Rothenberg Ventures is a Silicon Valley VC, also previously known as Frontier Technology Venture Capital. Based in San Francisco, the VC was also a spin-off from River Ecosystem. Founded with seed capital of $5m raised by Mike Rothenberg in 2012, the firm has invested in more than 100 startups in VR/AR, AI, machine learning, drones, robotics and space. In 2016, the VC and its founder were investigated by the US Securities and Exchange Commission. In 2018, Rothenberg himself and the VC were charged with fraud. Rothenberg has resigned from the firm and agreed to be barred from the brokerage and investment advisory business for five years. The SEC is seeking $18.8m disgorgement penalties and $9m civil penalty plus $3.7m pre-judgement interest.

This Luxembourg-based venture capital firm was established in 2004 and has offices in Silicon Valley and Madrid, managing over €170 million in capital. It invests in early-stage, deeptech companies in the Iberian peninsula, France, the UK, and Ireland. The VC has a particular focus on AI, cybersecurity and big data. In 2019, it won the Spanish VC Deal of the Year 2019, alongside Caixa Capital Risc, for the sale of PlayGiga.Adara Ventures currently has 15 companies in its portfolio following eight exits totalling $1.2bn in value. Its most recent investments include leading the €2m seed round of medtech IOMED Medical Solutions, which converts medical text into extractable data, and in the €8m seed round of biotech startup QUIBIM – both Spanish companies. 
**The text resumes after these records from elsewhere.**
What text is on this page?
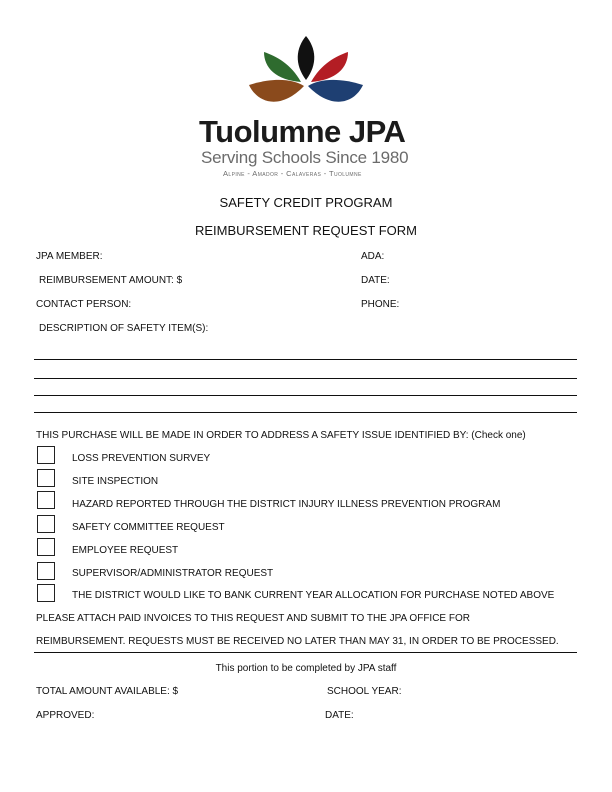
Tuolumne JPA
Serving Schools Since 1980
Alpine - Amador - Calaveras - Tuolumne
SAFETY CREDIT PROGRAM
REIMBURSEMENT REQUEST FORM
JPA MEMBER:	ADA:
REIMBURSEMENT AMOUNT: $	DATE:
CONTACT PERSON:	PHONE:
DESCRIPTION OF SAFETY ITEM(S):
THIS PURCHASE WILL BE MADE IN ORDER TO ADDRESS A SAFETY ISSUE IDENTIFIED BY: (Check one)
LOSS PREVENTION SURVEY
SITE INSPECTION
HAZARD REPORTED THROUGH THE DISTRICT INJURY ILLNESS PREVENTION PROGRAM
SAFETY COMMITTEE REQUEST
EMPLOYEE REQUEST
SUPERVISOR/ADMINISTRATOR REQUEST
THE DISTRICT WOULD LIKE TO BANK CURRENT YEAR ALLOCATION FOR PURCHASE NOTED ABOVE
PLEASE ATTACH PAID INVOICES TO THIS REQUEST AND SUBMIT TO THE JPA OFFICE FOR
REIMBURSEMENT. REQUESTS MUST BE RECEIVED NO LATER THAN MAY 31, IN ORDER TO BE PROCESSED.
This portion to be completed by JPA staff
TOTAL AMOUNT AVAILABLE: $	SCHOOL YEAR:
APPROVED:	DATE:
Founded in 2009, Andreessen Horowitz is based in Menlo Park in California. The numeronym is the first and last letter of the firm’s brand with the characters count in-between. Starting with initial capital of $300m, the VC quickly raised a second venture fund of $650m in 2010 and another worth $1.5bn in 2014. In 2019, a new office was set up in San Francisco.Founded by Marc Andreessen and Ben Horowitz, the firm has invested in tech pioneers like Skype, Facebook, Groupon and Twitter. Andreessen is the software engineer who pioneered web browser Mosaic and co-founded Netscape. In 1995, Horowitz joined Andreessen as product manager at Netscape that was sold to AOL for $4.2bn in 2016. He also co-founded Opsware (Loudcloud), an automation software company that was sold to Hewlett Packard for $1.6bn in 2007.